A Fortinet 2021 Cloud Security Report survey conducted by Security Insiders found that cloud security concerns among cybersecurity professionals remain high as the adoption of public cloud computing continues to surge in the wake of the pandemic and the resulting massive shift to remote work.
Organisations continue to rapidly migrate workloads from data centres to the cloud, and the trend has been accelerating during the recent Covid pandemic. The report indicates that 33 per cent of organisations are running more than half of their workloads in the cloud today, and that number is set to rise to 56 per cent in the next 12–18 months.
Multi-cloud adoption is very much the norm as organisations were found to be operating in an expanded and diverse digital landscape. 71 per cent of organisations are pursuing a hybrid or multi-cloud strategy as the cloud is the preferred choice for integration of multiple services, scalability, or business continuity reasons. 76 per cent of organisations are using two or more cloud providers and hybrid still accounts for more than one-third of the deployments.
Among the key barriers to faster cloud adoption, survey participants mentioned lack of visibility (53 per cent), lack of control (46 per cent), lack of staff resources or expertise (39 per cent), and high cost (35 per cent) as the most significant negative factors.
Misconfiguration of cloud security remains the biggest security risk according to 67 per cent of cybersecurity professionals in the survey.
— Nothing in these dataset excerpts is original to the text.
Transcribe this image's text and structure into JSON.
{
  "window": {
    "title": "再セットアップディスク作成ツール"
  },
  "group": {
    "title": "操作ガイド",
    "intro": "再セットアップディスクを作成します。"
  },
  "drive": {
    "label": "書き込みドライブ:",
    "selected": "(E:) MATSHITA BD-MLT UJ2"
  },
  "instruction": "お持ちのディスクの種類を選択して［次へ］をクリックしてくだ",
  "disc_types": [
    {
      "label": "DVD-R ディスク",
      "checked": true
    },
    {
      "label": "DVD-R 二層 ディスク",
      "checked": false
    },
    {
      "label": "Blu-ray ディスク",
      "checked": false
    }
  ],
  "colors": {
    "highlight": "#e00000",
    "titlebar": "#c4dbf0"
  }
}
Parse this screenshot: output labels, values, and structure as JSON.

This is followed by exfiltration of sensitive data (59 per cent) and tying at 49 per cent are unauthorised access and insecure interfaces/APIs.
Multi-cloud environments add complexity and security challenges as organisations are most concerned with data protection (58 per cent) followed by a lack of security skills (57 per cent) and understanding how different solutions fit together (52 per cent).
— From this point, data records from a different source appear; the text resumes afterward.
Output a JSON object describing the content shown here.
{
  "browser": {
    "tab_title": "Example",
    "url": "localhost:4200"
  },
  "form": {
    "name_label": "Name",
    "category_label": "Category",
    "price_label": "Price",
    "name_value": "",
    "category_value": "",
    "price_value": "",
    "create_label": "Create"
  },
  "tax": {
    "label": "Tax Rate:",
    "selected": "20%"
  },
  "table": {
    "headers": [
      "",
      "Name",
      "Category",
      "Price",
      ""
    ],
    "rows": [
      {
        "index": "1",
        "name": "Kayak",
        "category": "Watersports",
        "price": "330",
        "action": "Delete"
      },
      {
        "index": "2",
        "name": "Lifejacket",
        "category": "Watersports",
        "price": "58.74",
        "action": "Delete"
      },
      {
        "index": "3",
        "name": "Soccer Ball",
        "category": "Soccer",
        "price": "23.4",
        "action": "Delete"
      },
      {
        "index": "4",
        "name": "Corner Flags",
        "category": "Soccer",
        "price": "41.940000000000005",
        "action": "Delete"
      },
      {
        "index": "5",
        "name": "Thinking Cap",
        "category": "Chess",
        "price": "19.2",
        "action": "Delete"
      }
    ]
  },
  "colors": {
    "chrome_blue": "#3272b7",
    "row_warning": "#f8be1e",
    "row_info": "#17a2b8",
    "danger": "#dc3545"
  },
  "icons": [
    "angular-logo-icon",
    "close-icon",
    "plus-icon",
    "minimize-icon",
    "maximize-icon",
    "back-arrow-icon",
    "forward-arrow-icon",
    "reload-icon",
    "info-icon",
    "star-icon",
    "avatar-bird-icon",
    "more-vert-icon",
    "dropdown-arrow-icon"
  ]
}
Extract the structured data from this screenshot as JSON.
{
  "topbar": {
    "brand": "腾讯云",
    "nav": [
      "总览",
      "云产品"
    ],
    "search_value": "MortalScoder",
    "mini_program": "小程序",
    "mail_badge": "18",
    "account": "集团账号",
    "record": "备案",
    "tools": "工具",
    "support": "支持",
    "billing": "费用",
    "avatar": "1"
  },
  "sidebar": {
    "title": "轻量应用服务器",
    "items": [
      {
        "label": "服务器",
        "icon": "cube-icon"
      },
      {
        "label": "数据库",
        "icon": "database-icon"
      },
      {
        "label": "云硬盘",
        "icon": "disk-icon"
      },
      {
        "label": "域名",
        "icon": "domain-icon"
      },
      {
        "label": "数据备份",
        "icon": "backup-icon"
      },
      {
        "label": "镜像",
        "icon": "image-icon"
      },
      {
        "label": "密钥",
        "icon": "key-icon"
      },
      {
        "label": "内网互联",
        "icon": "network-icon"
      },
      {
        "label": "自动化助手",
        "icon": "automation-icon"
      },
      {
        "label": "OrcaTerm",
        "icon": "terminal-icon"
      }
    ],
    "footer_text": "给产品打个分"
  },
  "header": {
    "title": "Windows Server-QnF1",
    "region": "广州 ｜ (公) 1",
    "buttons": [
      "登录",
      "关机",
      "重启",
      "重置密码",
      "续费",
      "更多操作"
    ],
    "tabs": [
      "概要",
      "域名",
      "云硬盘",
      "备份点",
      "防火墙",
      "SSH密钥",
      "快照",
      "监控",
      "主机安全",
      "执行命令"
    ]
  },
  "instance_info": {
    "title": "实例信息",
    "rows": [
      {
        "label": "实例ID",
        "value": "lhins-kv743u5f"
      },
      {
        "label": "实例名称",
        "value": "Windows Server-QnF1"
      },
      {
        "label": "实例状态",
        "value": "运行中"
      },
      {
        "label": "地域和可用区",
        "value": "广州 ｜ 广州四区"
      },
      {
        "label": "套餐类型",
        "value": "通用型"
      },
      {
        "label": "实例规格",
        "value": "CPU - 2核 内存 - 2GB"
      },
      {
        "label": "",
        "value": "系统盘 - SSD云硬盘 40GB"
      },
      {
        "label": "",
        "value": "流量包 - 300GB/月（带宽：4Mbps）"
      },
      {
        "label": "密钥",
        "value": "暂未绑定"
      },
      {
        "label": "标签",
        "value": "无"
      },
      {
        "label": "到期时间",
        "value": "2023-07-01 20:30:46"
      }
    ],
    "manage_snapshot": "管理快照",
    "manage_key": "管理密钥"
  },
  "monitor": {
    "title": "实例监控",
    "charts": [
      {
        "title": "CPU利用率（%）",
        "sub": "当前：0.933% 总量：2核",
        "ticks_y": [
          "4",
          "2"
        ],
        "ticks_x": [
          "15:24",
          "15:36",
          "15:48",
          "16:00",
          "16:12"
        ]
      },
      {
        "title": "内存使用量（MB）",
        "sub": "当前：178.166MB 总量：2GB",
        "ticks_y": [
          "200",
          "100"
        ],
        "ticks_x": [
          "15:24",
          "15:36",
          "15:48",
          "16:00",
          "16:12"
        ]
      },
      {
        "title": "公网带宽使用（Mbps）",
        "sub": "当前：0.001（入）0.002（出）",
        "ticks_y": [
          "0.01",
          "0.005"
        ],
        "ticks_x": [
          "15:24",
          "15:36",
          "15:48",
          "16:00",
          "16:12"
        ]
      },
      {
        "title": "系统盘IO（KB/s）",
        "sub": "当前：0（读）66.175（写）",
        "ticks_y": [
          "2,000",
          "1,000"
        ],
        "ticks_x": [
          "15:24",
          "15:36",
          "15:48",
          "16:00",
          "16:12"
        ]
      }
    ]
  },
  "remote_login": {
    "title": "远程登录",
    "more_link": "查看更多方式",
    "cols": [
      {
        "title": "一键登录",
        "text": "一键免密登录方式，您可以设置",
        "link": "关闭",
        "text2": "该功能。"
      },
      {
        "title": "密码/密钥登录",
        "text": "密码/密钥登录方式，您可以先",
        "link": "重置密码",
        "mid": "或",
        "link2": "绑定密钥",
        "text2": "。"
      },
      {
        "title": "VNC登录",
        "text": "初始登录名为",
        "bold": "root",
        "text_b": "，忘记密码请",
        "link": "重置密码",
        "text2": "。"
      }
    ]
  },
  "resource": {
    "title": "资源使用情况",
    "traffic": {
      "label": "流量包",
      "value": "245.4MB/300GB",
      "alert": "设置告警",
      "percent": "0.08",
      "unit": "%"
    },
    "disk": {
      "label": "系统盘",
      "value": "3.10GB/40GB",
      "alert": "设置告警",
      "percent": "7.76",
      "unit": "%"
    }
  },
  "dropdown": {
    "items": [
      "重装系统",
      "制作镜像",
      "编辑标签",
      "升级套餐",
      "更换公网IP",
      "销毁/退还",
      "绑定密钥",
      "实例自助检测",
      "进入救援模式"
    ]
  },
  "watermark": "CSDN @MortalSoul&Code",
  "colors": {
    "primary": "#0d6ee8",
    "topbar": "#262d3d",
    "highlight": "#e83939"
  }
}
78 per cent of surveyed cybersecurity professionals would find it very helpful to extremely helpful to have a single cloud security platform offering a single dashboard while allowing for configuration of policies to protect data consistently and comprehensively across the cloud.
When asked how organisations source their cloud security, the vast majority said they prefer cloud-native security (74 per cent). This is followed by third-party cloud security solutions (48 per cent) and managed service providers delivering security services (34 per cent).
Finally, organisations choose between cloud security solutions offered by independent third-party providers and the cloud-native security solutions offered by the cloud platform based on the cost of the security solution (60 per cent), followed by low solution complexity (59 per cent) and ease of use (52 per cent).
Rajesh Maurya, Regional Vice President, India & SAARC at Fortinet, said, “Organisations are grappling with a diverse set of tools that deliver disparate controls and highly variable security posture, specific to each cloud platform. Deeply integrated, cloud-native solutions can bridge this complexity by providing visibility, protection and control through consistent policies that span the diverse array of multi-cloud and hybrid cloud environments. A common security framework not only delivers a uniform security posture, but it also simplifies cyber defence, compliance reporting and data sharing. With this approach, organisations can freely adopt whichever cloud platform that suits their particular needs, confident that their data and applications will be safe, resilient and secure.”